The street protests that finally sent the Rajapaksa clan packing were the result of a united struggle by the people of Sri Lanka. Sinhalese, Tamils, and Tamil-speaking Muslims across the island were on the same page on getting rid of the ruling family. As the majority community, the Sinhalese naturally outnumbered the rest. But there was spontaneous participation from the Indian-origin tea garden Tamils as well as a large number of Muslims who had suffered immensely since the 2019 Easter bombings. Many in the divided island nation rejoiced at this new and invigorating unity in a nation fractured by ethnic violence.
"A remarkable thing came out of all the suffering of the Sri Lankan people over the past few months. It united them across ethnic, religious and class divides in their despair, with their living standards taking a steep dive as the government mangled the economy’’ columnist Sanja de Silva Jayatilleka wrote for the Colombo Telegraph in a piece titled United we Stand in early April.
"They stood most united in their anger and frustration against what they saw as the primary source of their sudden plunge into misfortune and pointed their collective finger at the President, to whom they suggested, not so politely, that he had to go,’’ she wrote.
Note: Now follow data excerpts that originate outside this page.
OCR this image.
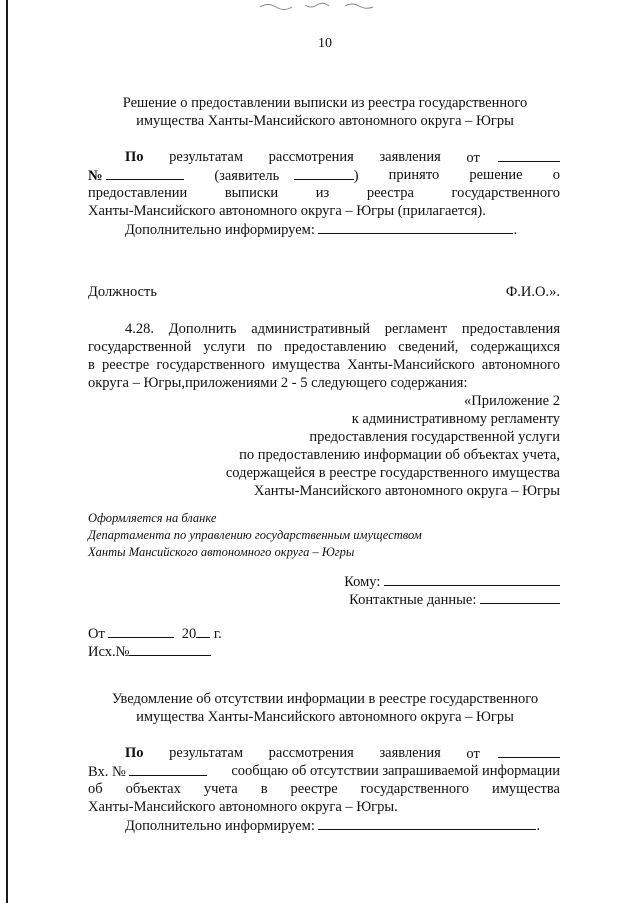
10
Решение о предоставлении выписки из реестра государственного
имущества Ханты-Мансийского автономного округа – Югры
По результатам рассмотрения заявления от
№	(заявитель	) принято решение о
предоставлении	выписки	из	реестра	государственного
Ханты-Мансийского автономного округа – Югры (прилагается).
Дополнительно информируем:	.
Должность	Ф.И.О.».
4.28. Дополнить административный регламент предоставления
государственной услуги по предоставлению сведений, содержащихся
в реестре государственного имущества Ханты-Мансийского автономного
округа – Югры,приложениями 2 - 5 следующего содержания:
«Приложение 2
к административному регламенту
предоставления государственной услуги
по предоставлению информации об объектах учета,
содержащейся в реестре государственного имущества
Ханты-Мансийского автономного округа – Югры
Оформляется на бланке
Департамента по управлению государственным имуществом
Ханты Мансийского автономного округа – Югры
Кому:
Контактные данные:
От	20 г.
Исх.№
Уведомление об отсутствии информации в реестре государственного
имущества Ханты-Мансийского автономного округа – Югры
По результатам рассмотрения заявления от
Вх. №	сообщаю об отсутствии запрашиваемой информации
об объектах учета в реестре государственного имущества
Ханты-Мансийского автономного округа – Югры.
Дополнительно информируем:	.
One of the major takeaways from the protest movement was the participation of all sections.
Will this euphoria over coming together of people lead to a radical transformation of a divided nation? Will the majority of Sinhalese Buddhists be willing to consider that the rights of minorities living in the island state have to be protected? "It is difficult to say right now, whether ordinary people will once again fall prey to the machinations of political leaders as they did earlier. Much will depend on how the movement pans out finally,’’ said Ahilan Kadirgamar, a leading Lankan political analyst.
It is not certain whether the 13 Amendment to the Constitution will in future be implemented in full. Tamils have long been waiting for it. Over the years India has been asking successive governments in Colombo to do so. But at the moment the 13th Amendment which gives considerable autonomy to the Tamils within a united Sri Lanka, is not the priority. The focus is on the dire economic condition of the country and whether supplies of daily essentials are available at reasonable prices.
In the Tamil majority northern province, home to the once powerful separatist movement led by the Liberation Tigers of Tamil Eelam, was there support for the mass protests? Yes, because people were facing the same issues as the rest of the country. More so because the political class hated the Rajapaksa brothers and blamed them for atrocities committed during the last days of the military campaign that wiped out the LTTE leadership in 2009. While Mahinda Rajapaksa was the President then, his brother Gotabaya was the defence secretary and responsible for coordinating the war effort.
"People in the north and east are on the same wavelength as the rest of the country. Everyone is struggling to get petrol, cooking gas and daily essentials and blame Gotabaya Rajapaksa for their plight," said Ahilan Kadirgamar. "Tamil nationalists put their own spin into this and push their political line, but for ordinary people in the Northern Province it is the hard economic reality that is of concern,’’ he added.
Many Tamil nationalists are loudly proclaiming that the rest of the island needs to know that all through the civil war years, Tamils in the province suffered acute shortages of everything from petrol to cooking gas as well as essential supplies of medicines and other daily use items. The attitude in these circles now you know what we went through. But this as Kadirgamar pointed out is not the general view.